Angelo Marcello Cardani, presidente dell'Agcom

Opa sempre più difficile – I pesanti scambi a Piazza Affari delle scorse settimane sono serviti a far posizionare i fondi e gli azionisti minori, che si spartiscono ciò che i due azionisti principali (Fininvest al 38,26% con il 39,78% dei diritti di voto e Vivendi al 28,8% con il 29,94% dei diritti di voto) hanno lasciato al mercato. Per stessa ammissione dell’Ad della società francese, Arnaud de Puyfontaine, la salita è partita per mettere pressione a Berlusconi e spingerlo alla ricerca di un nuovo accordo. Non a caso, la marcia transalpina si è fermata a un passo dall’Opa obbligatoria, che scatterebbe se Vivendi salisse oltre il 30%. Una situazione che a oggi appare improbabile, ma che non può essere esclusa a priori. Qualora si verificasse, è verosimile che l’orientamento di Agcom possa essere quello di far intervenire la Consob per stoppare la presentazione dell’offerta, magari in attesa della valutazione delel quote di mercato stabilite dalla Gasparri. Nel frattempo, anche il governo non sta alla finestra, pur avebndo evitato sinora di prendere posizioni troppo nette preferendo impegnarsi in un’opera di moral suasion dopo l’esclusione dell’esercizio di qualsiasi golden power.
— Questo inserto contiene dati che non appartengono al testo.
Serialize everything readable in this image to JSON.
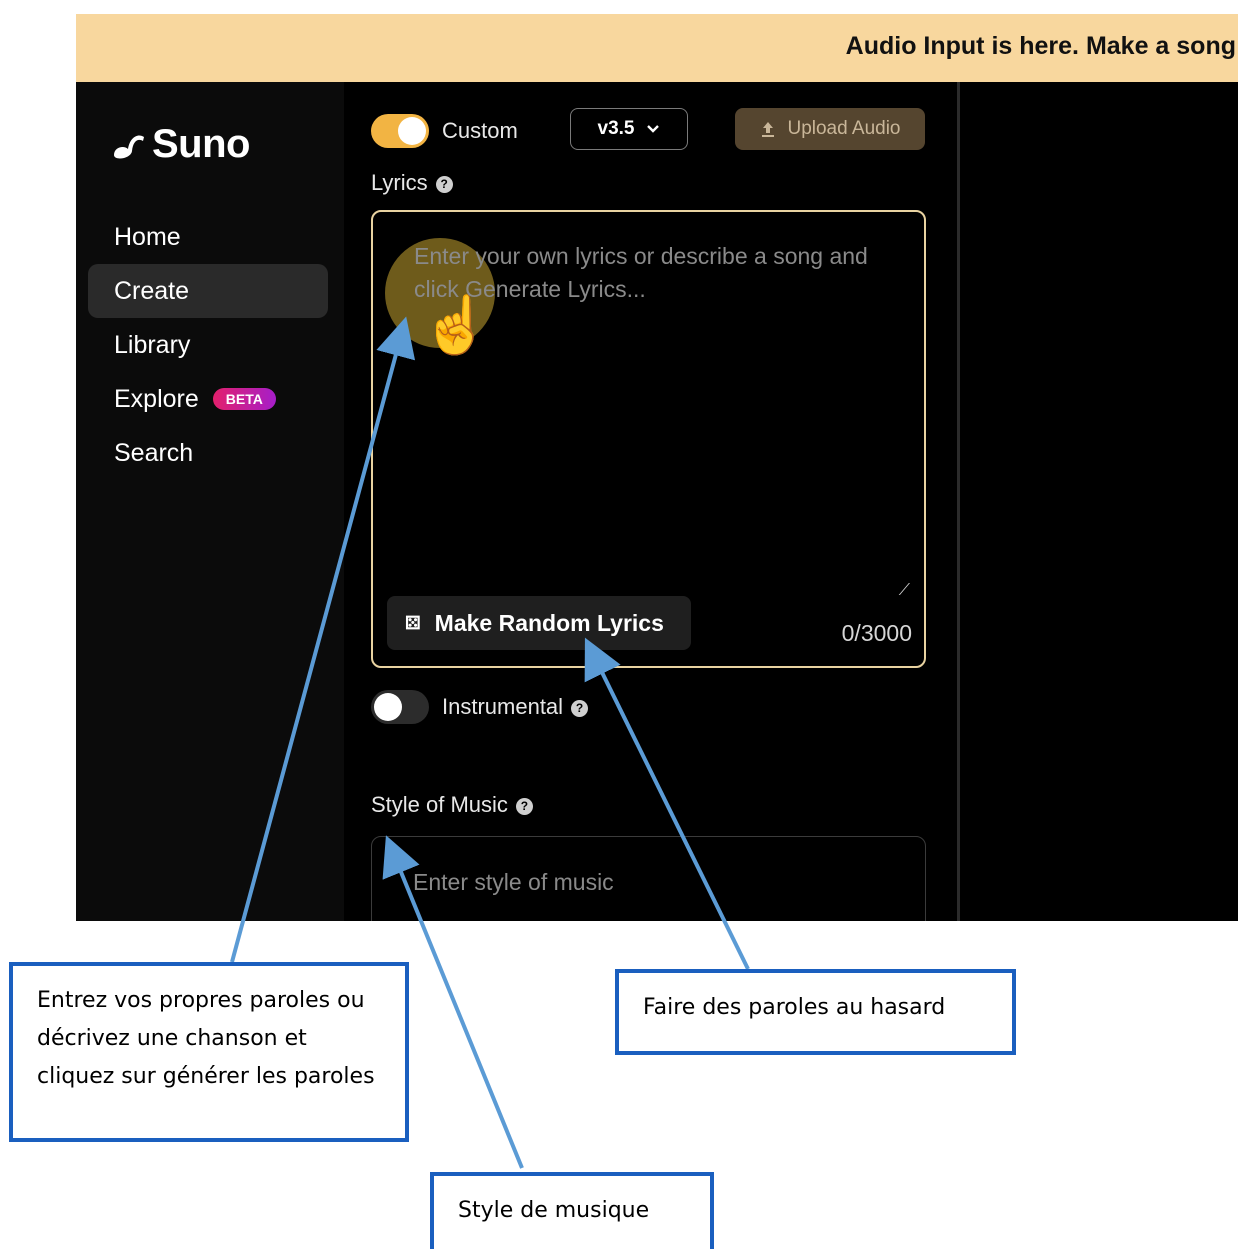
{
  "banner": {
    "text": "Audio Input is here. Make a song"
  },
  "sidebar": {
    "logo_text": "Suno",
    "items": [
      {
        "label": "Home"
      },
      {
        "label": "Create"
      },
      {
        "label": "Library"
      },
      {
        "label": "Explore",
        "badge": "BETA"
      },
      {
        "label": "Search"
      }
    ]
  },
  "create": {
    "custom_toggle": {
      "label": "Custom",
      "state": "on"
    },
    "version": {
      "value": "v3.5"
    },
    "upload_label": "Upload Audio",
    "lyrics": {
      "label": "Lyrics",
      "placeholder": "Enter your own lyrics or describe a song and click Generate Lyrics...",
      "random_button_label": "Make Random Lyrics",
      "counter": "0/3000"
    },
    "instrumental_toggle": {
      "label": "Instrumental",
      "state": "off"
    },
    "style": {
      "label": "Style of Music",
      "placeholder": "Enter style of music"
    }
  },
  "annotations": {
    "lyrics_callout": "Entrez vos propres paroles ou décrivez une chanson et cliquez sur générer les paroles",
    "random_callout": "Faire des paroles au hasard",
    "style_callout": "Style de musique"
  },
  "colors": {
    "banner": "#f8d79e",
    "accent_toggle": "#f2b443",
    "lyrics_border": "#e9d3a1",
    "annotation_border": "#1a5fbf",
    "arrow": "#5b9bd5"
  }
}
La palla in mano all’Agcom – In queste settimane tra le finestre degli uffici di Cologno Monzese non si è vista alcuna apertura nei confronti di Bolloré e soci, anzi sono partite solo denunce e chiamate in causa per Consob e Agcom. Proprio l’Autorità garante per le comunicazioni giocherà un ruolo fondamentale nello spostamento di un equilibrio e di una calma che profumano di tattica. L’annuncio di apertura di un’istruttoria del 21 dicembre è arrivato appena 5 giorni dopo quello che era suonato come un altolà preventivo dell’Autorità che, citando le partecipazioni di Vivendi in Telecom (28,6%) e in Mediaset (28,8%), aveva avvisato che “operazioni volte a concentrare il controllo delle due società potrebbero essere vietate”.

L’ipotesi di divieto alla prosecuzione dei progetti di Vivendi si poggia sull’ormai famoso articolo 43 del Testo unico dei servizi di media audiovisivi e radiofonici (Tusmar) e in particolare sul comma 11: “Le imprese, anche attraverso società controllate o collegate, i cui ricavi nel settore delle comunicazioni elettroniche, come definito ai sensi dell’articolo 18 del decreto legislativo 1° agosto 2003, n. 259, sono superiori al 40 per cento dei ricavi complessivi di quel settore, non possono conseguire nel sistema integrato delle comunicazioni (Sic) ricavi superiori al 10 per cento del sistema medesimo”. La disposizione, frutto del decreto datato 2003 opera dell’allora Ministro delle comunicazioni Maurizio Gasparri, sembra sbarrare la strada a Bolloré. Ma la cautela deve farla da padrona, per diversi motivi.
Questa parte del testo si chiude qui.